Si Yulia menor yang melihat kekasihnya terpana pada pesona wanita lain jadi meradang pula, sementara si Kia dan Checilia sudah menjauh ketempat lain karena Kia tak mau anak kecil menyaksikan keributan orang dewasa tersebut, pastilah banyak ucapan ucapan yang belum patut di dengar oleh anak sekecil itu
Si Yulia langsung menggandeng lengan Anton seakan akan dia mengklaim bahwa lelaki itu miliknya saat ini, Hendra melirik jengah dan Anton kikuk dan risih.
"klop sekali, sungguh pasangan yang sangat serasi". ejek Hendra, kemudian dari jauh terlihat seorang lelaki berpakaian rapi petentang petenteng dengan dua anak buah mengikutinya.
"siapa yang telah mengganggu kakak ku". Teriak lelaki itu sambil tolak pinggang".

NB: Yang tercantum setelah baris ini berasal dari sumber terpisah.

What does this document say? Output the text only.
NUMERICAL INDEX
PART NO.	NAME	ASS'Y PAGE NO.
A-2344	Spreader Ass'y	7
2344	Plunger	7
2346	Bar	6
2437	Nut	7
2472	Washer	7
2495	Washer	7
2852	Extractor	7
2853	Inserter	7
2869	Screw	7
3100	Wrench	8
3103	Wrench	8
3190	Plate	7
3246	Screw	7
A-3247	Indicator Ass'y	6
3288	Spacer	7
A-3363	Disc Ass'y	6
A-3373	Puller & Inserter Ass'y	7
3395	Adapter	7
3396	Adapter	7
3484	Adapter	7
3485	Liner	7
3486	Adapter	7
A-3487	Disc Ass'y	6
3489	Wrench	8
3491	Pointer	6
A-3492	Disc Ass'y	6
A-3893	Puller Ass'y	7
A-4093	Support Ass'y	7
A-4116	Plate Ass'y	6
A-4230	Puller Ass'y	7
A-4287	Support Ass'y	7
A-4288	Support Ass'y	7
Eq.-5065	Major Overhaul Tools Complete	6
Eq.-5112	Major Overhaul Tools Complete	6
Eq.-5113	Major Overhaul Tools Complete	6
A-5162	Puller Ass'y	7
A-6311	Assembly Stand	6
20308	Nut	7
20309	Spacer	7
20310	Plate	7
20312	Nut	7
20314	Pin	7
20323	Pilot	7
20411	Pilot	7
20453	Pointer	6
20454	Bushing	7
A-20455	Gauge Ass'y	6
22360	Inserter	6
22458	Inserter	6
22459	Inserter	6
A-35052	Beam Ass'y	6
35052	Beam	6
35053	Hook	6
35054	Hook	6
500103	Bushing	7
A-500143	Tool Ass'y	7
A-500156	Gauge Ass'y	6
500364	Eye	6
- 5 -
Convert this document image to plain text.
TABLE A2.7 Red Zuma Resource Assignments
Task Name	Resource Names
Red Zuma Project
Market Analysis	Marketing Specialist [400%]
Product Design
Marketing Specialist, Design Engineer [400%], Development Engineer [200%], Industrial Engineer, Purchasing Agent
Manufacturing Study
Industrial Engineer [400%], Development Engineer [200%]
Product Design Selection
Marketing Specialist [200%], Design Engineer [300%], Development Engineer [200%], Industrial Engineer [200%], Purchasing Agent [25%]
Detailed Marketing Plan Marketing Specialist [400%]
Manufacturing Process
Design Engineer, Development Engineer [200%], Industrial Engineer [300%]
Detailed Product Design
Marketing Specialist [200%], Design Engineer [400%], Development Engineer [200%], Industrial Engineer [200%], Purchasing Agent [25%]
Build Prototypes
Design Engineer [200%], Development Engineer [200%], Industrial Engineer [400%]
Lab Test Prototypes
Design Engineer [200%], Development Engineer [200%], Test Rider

" Diki, akhirnya kamu datang juga, dia yang telah menghina ku". Ucap Yulia manja di lebay lebay kan sambil menunjuk Kiara yang sedang duduk sebuah sofa, laki-laki bernama Diki itu mendekat dan melotot sambi tangannya hendak menampar Kiara tanpa tanya masalah yang sebenarnya.
" Sekali kamu menyentuh kulit adikku maka tak kan kubiarkan kamu hidup ". ucap lembut Karina tetapi bagaikan petir di siang bolong bagi Diki.
"Bu Karina, maafkan saya , benarkah ini saudari ibu, cantik sekali". dengan gemetar dan gugup Diki yang berbadan gemoy dengan perut buncitnya itu malah berusaha mengelus punggung Kiara, Kiara muak dan mundur kebelakang menghindari laki-laki tersebut.
" jangan biarkan dia masuk di mall ini Diki, kalau perlu suruh teman seprofesi mu untuk melarang mereka masuk , dia telah menghina dan menyakiti aku". Yulia playing victim, tersangka akting jadi korban.
"Hmmm sana Diki, larang kami masuk ke mall ini memang kamu berani?' tantang Karina.
" Emang kamu siapa kok adikku sampai tak berani melarang mu?" pertanyaan konyol dari Yulia sungguh memalukan dirinya sendiri.
" Maaf Bu Karin, maafkan kakak saya". Suara sang manager terbata bata.
" Siapa dia Dik,i sampai kamu tunduk kepadanya?" tanya Yulia penuh selidik.
" Kak, dia yang punya mall ini, bukan ini saja dia putri dari keluarga Pambudi dan pemilik serta pewaris satu satunya dari group Pambudi, bukan mall ini saja dia masih punya hotel rumah sakit dan otomotif ". Diki menjelaskan siapa Karina Maharani Pambudi.
Anton dan Yuli melongo dan melotot tak percayalah, sungguh konyol si Yulia masa iya si pemiliknya mau di usir?.
"kamu sudah tahu, dan juga Kam lu yang tadi menghina tunanganku, kamu sekarang tahu kan bahwa mas Hendra bukan orang miskin seperti yang kamu tuduhkan, kamu juga tidak tahu usaha mas Hendra saat ini sudah maju dan makin berkembang?" Karina menjelaskan semuanya dan membuat Anton makin sakit hati, dia kalah sejauh jauh nya, yang di peras hanyalah wanita yang punya uang ecek ecek tapi Mahendra? dia tidak pernah dan tidak akan pernah memeras wanita karena bagi Mahendra lelaki yang punya harga diri itu yang mampu melindungi dan menghidupi seorang wanita bukan lelaki yang pelit bermodalkan t*t*t doang demi mendapatkan harta dengan mudah tanpa usaha, sungguh lelaki macam Anton ini perlu di eliminasi, tetapi heran nya kenapa masih saja banyak wanita yang kesengsem dengan pesona buayanya.
"Diki, mulai saat ini kamu di pecat karena ada laporan juga kamu menilep uang kantor, jika mau protes silahkan protes ke pak Arman ". Ucap tegas Karina membuat Diki makin terkejut, dikira selama ini apa yang dia lakukan tak di pantau oleh atasannya.
" sekarang kalian berdua juga silakan keluar sebelum aku memanggil sekuriti untuk menyeret kalian". Karina dengan tegas pula menyuruh kedua pecundang itu untuk pergi.
Setelah keduanya pergi mereka kembali melanjutkan jalan jalannya, dengan beribu pertanyaan di hati Mahendra, sungguh kah om Jonathan sekeluarga sekaya ini?" dikiranya.
"maaf Hendra maafkan aku tadi ya, karena terlalu impulsif untuk melindungi mas Hendra ".
"nggak apa apa mbak Karin, justru aku yang berterimakasih aku berjanji akan cerita pada Mbak siapa lelaki bernama Anton itu, kapan kapan".
Diki keluar kantor penuh penyesalan, jika tadi tidak terbujuk rayuan kakaknya pasti dia tak akan menyinggung perasaan keluarga Bu Karina, dan setidaknya dia masih bisa bekerja sebagai manager di tempat ini.